Hochella is a pioneer in the emerging field of nano-bio-geochemistry, a field of study believed to be a critical part of studies of the global environment. His expertise has been recognized nationally and internationally and he has been an invited lecturer in nearly every state in the U.S., and in Japan, China, Norway, and Italy, among many other countries. He has also presented lectures to the committees on the environment of the United States Senate and the General Accountability Office (GAO) in Washington, D.C.
He has raised over $12 million in research and instrument funding, and has also served on several high level advisory committees at national labs, the National Science Foundation, and the U.S. Department of Energy. In addition to being a prolific author and editor, he has advised more than 20 graduate students and post-docs, many of whom have become preeminent scientists in their own right.
Among his many other awards, he has received the prestigious Dana Medal from the Mineralogical Society of America and the Alexander von Humboldt Research Award to work in Germany on acid-mine drainage, the DOE Geoscience Research of the Year award, and the Geochemical Society’s Distinguished Service Medal. He was also a Senior Fulbright Fellow and was named a fellow of the American Geophysical Union.

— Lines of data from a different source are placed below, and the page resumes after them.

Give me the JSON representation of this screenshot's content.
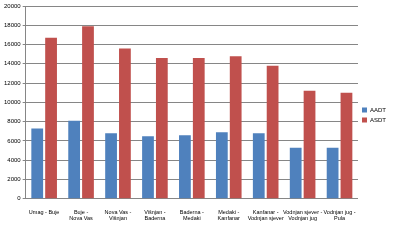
{
  "chart_data": {
    "type": "bar",
    "categories": [
      "Umag - Buje",
      "Buje - Nova Vas",
      "Nova Vas - Višnjan",
      "Višnjan - Baderna",
      "Baderna - Medaki",
      "Medaki - Kanfanar",
      "Kanfanar - Vodnjan sjever",
      "Vodnjan sjever - Vodnjan jug",
      "Vodnjan jug - Pula"
    ],
    "series": [
      {
        "name": "AADT",
        "color": "#4f81bd",
        "values": [
          7300,
          8100,
          6800,
          6500,
          6600,
          6900,
          6800,
          5300,
          5300
        ]
      },
      {
        "name": "ASDT",
        "color": "#c0504d",
        "values": [
          16700,
          17900,
          15600,
          14600,
          14600,
          14800,
          13800,
          11200,
          11000
        ]
      }
    ],
    "ylim": [
      0,
      20000
    ],
    "yticks": [
      0,
      2000,
      4000,
      6000,
      8000,
      10000,
      12000,
      14000,
      16000,
      18000,
      20000
    ],
    "grid": true,
    "legend": "right"
  }
}
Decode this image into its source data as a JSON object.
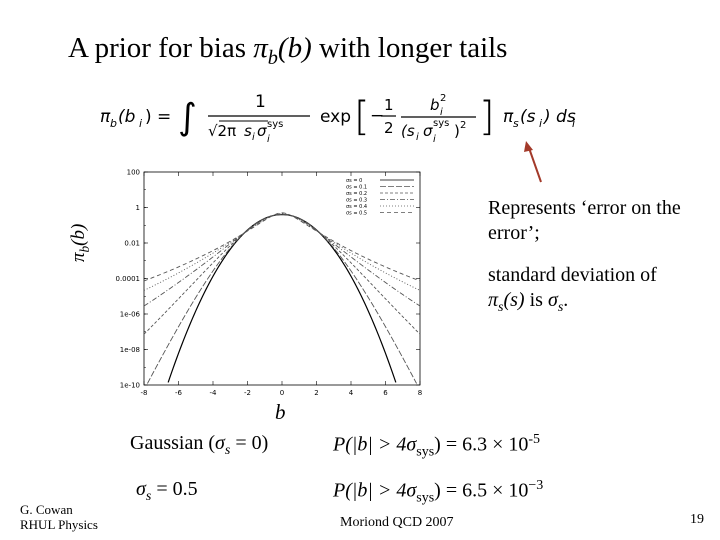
{
  "slide": {
    "title_text": "A prior for bias ",
    "title_symbol": "π",
    "title_sub": "b",
    "title_arg": "(b)",
    "title_rest": " with longer tails",
    "formula": {
      "lhs": "π",
      "lhs_sub": "b",
      "lhs_arg": "(b",
      "lhs_arg_sub": "i",
      "lhs_close": ") =",
      "integral": "∫",
      "frac1_num": "1",
      "frac1_den_sqrt": "√2π",
      "frac1_den_s": "s",
      "frac1_den_s_sub": "i",
      "frac1_den_sigma": "σ",
      "frac1_den_sigma_sup": "sys",
      "frac1_den_sigma_sub": "i",
      "exp": "exp",
      "bracket_left": "[",
      "bracket_right": "]",
      "frac2_num": "1",
      "frac2_den": "2",
      "frac2_minus": "−",
      "frac3_num_b": "b",
      "frac3_num_sub": "i",
      "frac3_num_sup": "2",
      "frac3_den": "(s",
      "frac3_den_sub": "i",
      "frac3_den_sigma": "σ",
      "frac3_den_sigma_sup": "sys",
      "frac3_den_sigma_sub": "i",
      "frac3_den_close": ")",
      "frac3_den_sup": "2",
      "rhs_pi": "π",
      "rhs_sub": "s",
      "rhs_arg": "(s",
      "rhs_arg_sub": "i",
      "rhs_close": ") ds",
      "rhs_ds_sub": "i"
    },
    "y_axis_label_symbol": "π",
    "y_axis_label_sub": "b",
    "y_axis_label_arg": "(b)",
    "x_axis_label": "b",
    "note1": "Represents ‘error on the error’;",
    "note2_a": "standard deviation of ",
    "note2_pi": "π",
    "note2_sub": "s",
    "note2_arg": "(s)",
    "note2_b": " is ",
    "note2_sigma": "σ",
    "note2_sigma_sub": "s",
    "note2_end": ".",
    "row1_left_a": "Gaussian (",
    "row1_left_sigma": "σ",
    "row1_left_sub": "s",
    "row1_left_b": " = 0)",
    "row1_right_a": "P(|b| > 4",
    "row1_right_sigma": "σ",
    "row1_right_sub": "sys",
    "row1_right_b": ")  =  6.3 × 10",
    "row1_right_exp": "-5",
    "row2_left_sigma": "σ",
    "row2_left_sub": "s",
    "row2_left_b": " = 0.5",
    "row2_right_a": "P(|b| > 4",
    "row2_right_sigma": "σ",
    "row2_right_sub": "sys",
    "row2_right_b": ")  =  6.5 × 10",
    "row2_right_exp": "−3",
    "footer_author": "G. Cowan",
    "footer_affil": "RHUL Physics",
    "footer_conf": "Moriond QCD 2007",
    "page_number": "19"
  },
  "chart_data": {
    "type": "line",
    "x_ticks": [
      "-8",
      "-6",
      "-4",
      "-2",
      "0",
      "2",
      "4",
      "6",
      "8"
    ],
    "y_ticks": [
      "100",
      "1",
      "0.01",
      "0.0001",
      "1e-06",
      "1e-08",
      "1e-10"
    ],
    "xlim": [
      -8,
      8
    ],
    "ylim_log10": [
      -10,
      2
    ],
    "y_scale": "log",
    "legend_position": "top-right",
    "series": [
      {
        "name": "σs = 0",
        "sigma_s": 0
      },
      {
        "name": "σs = 0.1",
        "sigma_s": 0.1
      },
      {
        "name": "σs = 0.2",
        "sigma_s": 0.2
      },
      {
        "name": "σs = 0.3",
        "sigma_s": 0.3
      },
      {
        "name": "σs = 0.4",
        "sigma_s": 0.4
      },
      {
        "name": "σs = 0.5",
        "sigma_s": 0.5
      }
    ]
  }
}
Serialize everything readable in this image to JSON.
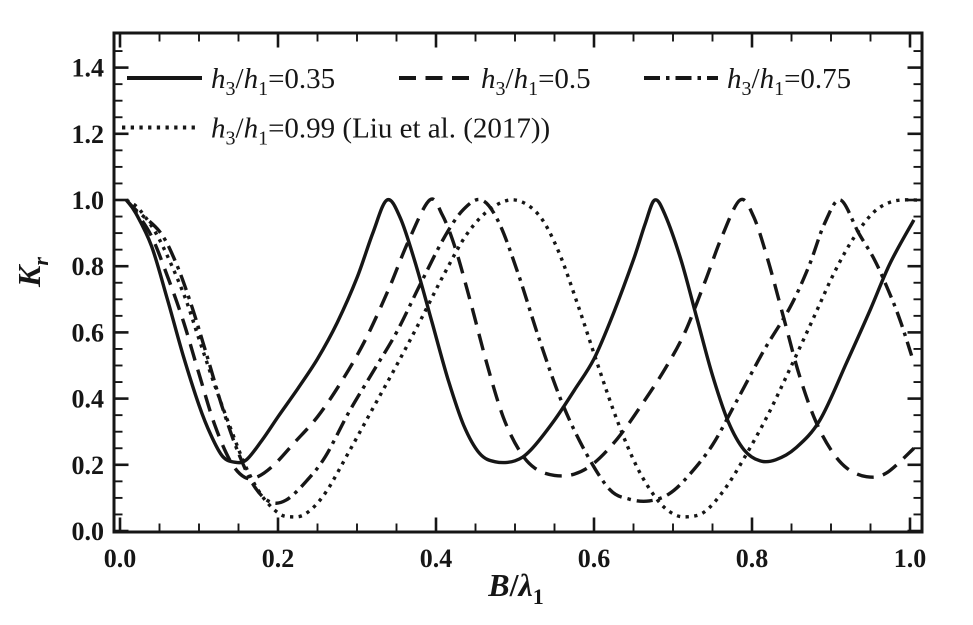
{
  "figure": {
    "background": "#ffffff",
    "ink": "#161616",
    "description": "Reflection coefficient Kr versus relative breakwater width B/lambda1 for four submergence ratios"
  },
  "chart_data": {
    "type": "line",
    "title": "",
    "xlabel": "B/λ_1",
    "ylabel": "K_r",
    "xlim": [
      0,
      1.0
    ],
    "ylim": [
      0,
      1.5
    ],
    "grid": false,
    "frame": "box with inward ticks on all four sides",
    "minor_tick_step": 0.05,
    "legend_position": "inside top-left, two rows",
    "x_major_ticks": [
      {
        "v": 0.0,
        "label": "0.0"
      },
      {
        "v": 0.2,
        "label": "0.2"
      },
      {
        "v": 0.4,
        "label": "0.4"
      },
      {
        "v": 0.6,
        "label": "0.6"
      },
      {
        "v": 0.8,
        "label": "0.8"
      },
      {
        "v": 1.0,
        "label": "1.0"
      }
    ],
    "y_major_ticks": [
      {
        "v": 0.0,
        "label": "0.0"
      },
      {
        "v": 0.2,
        "label": "0.2"
      },
      {
        "v": 0.4,
        "label": "0.4"
      },
      {
        "v": 0.6,
        "label": "0.6"
      },
      {
        "v": 0.8,
        "label": "0.8"
      },
      {
        "v": 1.0,
        "label": "1.0"
      },
      {
        "v": 1.2,
        "label": "1.2"
      },
      {
        "v": 1.4,
        "label": "1.4"
      }
    ],
    "series": [
      {
        "label": "h_3/h_1=0.35",
        "suffix": "",
        "line_style": "solid",
        "color": "#161616",
        "points": [
          [
            0.008,
            1.0
          ],
          [
            0.02,
            0.96
          ],
          [
            0.04,
            0.86
          ],
          [
            0.06,
            0.7
          ],
          [
            0.08,
            0.53
          ],
          [
            0.1,
            0.38
          ],
          [
            0.115,
            0.29
          ],
          [
            0.13,
            0.225
          ],
          [
            0.145,
            0.208
          ],
          [
            0.16,
            0.215
          ],
          [
            0.18,
            0.275
          ],
          [
            0.2,
            0.345
          ],
          [
            0.225,
            0.43
          ],
          [
            0.25,
            0.52
          ],
          [
            0.275,
            0.63
          ],
          [
            0.3,
            0.765
          ],
          [
            0.32,
            0.9
          ],
          [
            0.338,
            1.0
          ],
          [
            0.355,
            0.945
          ],
          [
            0.375,
            0.8
          ],
          [
            0.395,
            0.63
          ],
          [
            0.415,
            0.46
          ],
          [
            0.435,
            0.32
          ],
          [
            0.455,
            0.235
          ],
          [
            0.475,
            0.209
          ],
          [
            0.5,
            0.212
          ],
          [
            0.52,
            0.245
          ],
          [
            0.55,
            0.335
          ],
          [
            0.575,
            0.425
          ],
          [
            0.6,
            0.52
          ],
          [
            0.625,
            0.66
          ],
          [
            0.65,
            0.82
          ],
          [
            0.665,
            0.93
          ],
          [
            0.677,
            1.0
          ],
          [
            0.69,
            0.955
          ],
          [
            0.71,
            0.82
          ],
          [
            0.73,
            0.645
          ],
          [
            0.75,
            0.47
          ],
          [
            0.77,
            0.33
          ],
          [
            0.79,
            0.245
          ],
          [
            0.81,
            0.212
          ],
          [
            0.83,
            0.215
          ],
          [
            0.855,
            0.25
          ],
          [
            0.886,
            0.335
          ],
          [
            0.92,
            0.51
          ],
          [
            0.95,
            0.67
          ],
          [
            0.975,
            0.81
          ],
          [
            1.005,
            0.94
          ]
        ]
      },
      {
        "label": "h_3/h_1=0.5",
        "suffix": "",
        "line_style": "dashed",
        "color": "#161616",
        "points": [
          [
            0.008,
            1.0
          ],
          [
            0.02,
            0.965
          ],
          [
            0.04,
            0.89
          ],
          [
            0.06,
            0.77
          ],
          [
            0.08,
            0.635
          ],
          [
            0.1,
            0.475
          ],
          [
            0.12,
            0.32
          ],
          [
            0.14,
            0.21
          ],
          [
            0.158,
            0.162
          ],
          [
            0.175,
            0.165
          ],
          [
            0.195,
            0.2
          ],
          [
            0.22,
            0.265
          ],
          [
            0.25,
            0.345
          ],
          [
            0.28,
            0.45
          ],
          [
            0.31,
            0.575
          ],
          [
            0.34,
            0.73
          ],
          [
            0.365,
            0.875
          ],
          [
            0.392,
            1.0
          ],
          [
            0.408,
            0.955
          ],
          [
            0.425,
            0.85
          ],
          [
            0.445,
            0.68
          ],
          [
            0.465,
            0.5
          ],
          [
            0.485,
            0.345
          ],
          [
            0.505,
            0.245
          ],
          [
            0.525,
            0.19
          ],
          [
            0.55,
            0.168
          ],
          [
            0.575,
            0.172
          ],
          [
            0.6,
            0.205
          ],
          [
            0.63,
            0.28
          ],
          [
            0.66,
            0.38
          ],
          [
            0.69,
            0.49
          ],
          [
            0.715,
            0.6
          ],
          [
            0.74,
            0.75
          ],
          [
            0.762,
            0.89
          ],
          [
            0.785,
            1.0
          ],
          [
            0.802,
            0.95
          ],
          [
            0.82,
            0.82
          ],
          [
            0.84,
            0.645
          ],
          [
            0.86,
            0.47
          ],
          [
            0.88,
            0.335
          ],
          [
            0.9,
            0.245
          ],
          [
            0.92,
            0.19
          ],
          [
            0.945,
            0.164
          ],
          [
            0.97,
            0.175
          ],
          [
            1.005,
            0.25
          ]
        ]
      },
      {
        "label": "h_3/h_1=0.75",
        "suffix": "",
        "line_style": "dashdot",
        "color": "#161616",
        "points": [
          [
            0.008,
            1.0
          ],
          [
            0.02,
            0.97
          ],
          [
            0.05,
            0.905
          ],
          [
            0.07,
            0.815
          ],
          [
            0.09,
            0.685
          ],
          [
            0.11,
            0.53
          ],
          [
            0.13,
            0.37
          ],
          [
            0.15,
            0.235
          ],
          [
            0.17,
            0.135
          ],
          [
            0.19,
            0.088
          ],
          [
            0.21,
            0.093
          ],
          [
            0.235,
            0.148
          ],
          [
            0.26,
            0.225
          ],
          [
            0.29,
            0.36
          ],
          [
            0.32,
            0.48
          ],
          [
            0.35,
            0.6
          ],
          [
            0.38,
            0.745
          ],
          [
            0.41,
            0.885
          ],
          [
            0.435,
            0.972
          ],
          [
            0.458,
            1.0
          ],
          [
            0.48,
            0.93
          ],
          [
            0.505,
            0.77
          ],
          [
            0.532,
            0.57
          ],
          [
            0.56,
            0.385
          ],
          [
            0.59,
            0.235
          ],
          [
            0.62,
            0.125
          ],
          [
            0.645,
            0.096
          ],
          [
            0.67,
            0.091
          ],
          [
            0.695,
            0.112
          ],
          [
            0.72,
            0.168
          ],
          [
            0.75,
            0.26
          ],
          [
            0.78,
            0.39
          ],
          [
            0.815,
            0.545
          ],
          [
            0.848,
            0.675
          ],
          [
            0.872,
            0.8
          ],
          [
            0.892,
            0.93
          ],
          [
            0.912,
            1.0
          ],
          [
            0.935,
            0.9
          ],
          [
            0.955,
            0.82
          ],
          [
            0.972,
            0.73
          ],
          [
            0.987,
            0.64
          ],
          [
            1.002,
            0.53
          ]
        ]
      },
      {
        "label": "h_3/h_1=0.99",
        "suffix": " (Liu et al. (2017))",
        "line_style": "dotted",
        "color": "#161616",
        "points": [
          [
            0.008,
            1.0
          ],
          [
            0.025,
            0.97
          ],
          [
            0.05,
            0.88
          ],
          [
            0.08,
            0.72
          ],
          [
            0.1,
            0.58
          ],
          [
            0.12,
            0.44
          ],
          [
            0.14,
            0.31
          ],
          [
            0.16,
            0.19
          ],
          [
            0.18,
            0.105
          ],
          [
            0.2,
            0.055
          ],
          [
            0.215,
            0.043
          ],
          [
            0.235,
            0.052
          ],
          [
            0.26,
            0.115
          ],
          [
            0.29,
            0.24
          ],
          [
            0.32,
            0.37
          ],
          [
            0.35,
            0.5
          ],
          [
            0.38,
            0.635
          ],
          [
            0.41,
            0.775
          ],
          [
            0.44,
            0.9
          ],
          [
            0.47,
            0.975
          ],
          [
            0.5,
            1.0
          ],
          [
            0.53,
            0.955
          ],
          [
            0.555,
            0.845
          ],
          [
            0.58,
            0.68
          ],
          [
            0.605,
            0.5
          ],
          [
            0.63,
            0.33
          ],
          [
            0.655,
            0.19
          ],
          [
            0.68,
            0.095
          ],
          [
            0.7,
            0.052
          ],
          [
            0.718,
            0.043
          ],
          [
            0.74,
            0.058
          ],
          [
            0.765,
            0.125
          ],
          [
            0.79,
            0.22
          ],
          [
            0.82,
            0.35
          ],
          [
            0.85,
            0.5
          ],
          [
            0.88,
            0.655
          ],
          [
            0.905,
            0.785
          ],
          [
            0.93,
            0.89
          ],
          [
            0.955,
            0.965
          ],
          [
            0.98,
            0.997
          ],
          [
            1.01,
            1.0
          ]
        ]
      }
    ]
  }
}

In 2005 he received the Virginia Tech Alumni Award for Research Excellence and his innovative work led to his being named Virginia's Outstanding Scientist that same year by then-Gov. Mark R. Warner.
Hochella received his bachelor’s and master’s degrees from Virginia Tech, and his Ph.D. from Stanford University. He joined the faculty at Stanford and remained there until 1992, when he joined the faculty at Virginia Tech.
Dedicated to its motto, Ut Prosim (That I May Serve), Virginia Tech takes a hands-on, engaging approach to education, preparing scholars to be leaders in their fields and communities. As the commonwealth’s most comprehensive university and its leading research institution, Virginia Tech offers 215 undergraduate and graduate degree programs to more than 30,000 students and manages a research portfolio of $450 million. The university fulfills its land-grant mission of transforming knowledge to practice through technological leadership and by fueling economic growth and job creation locally, regionally, and across Virginia.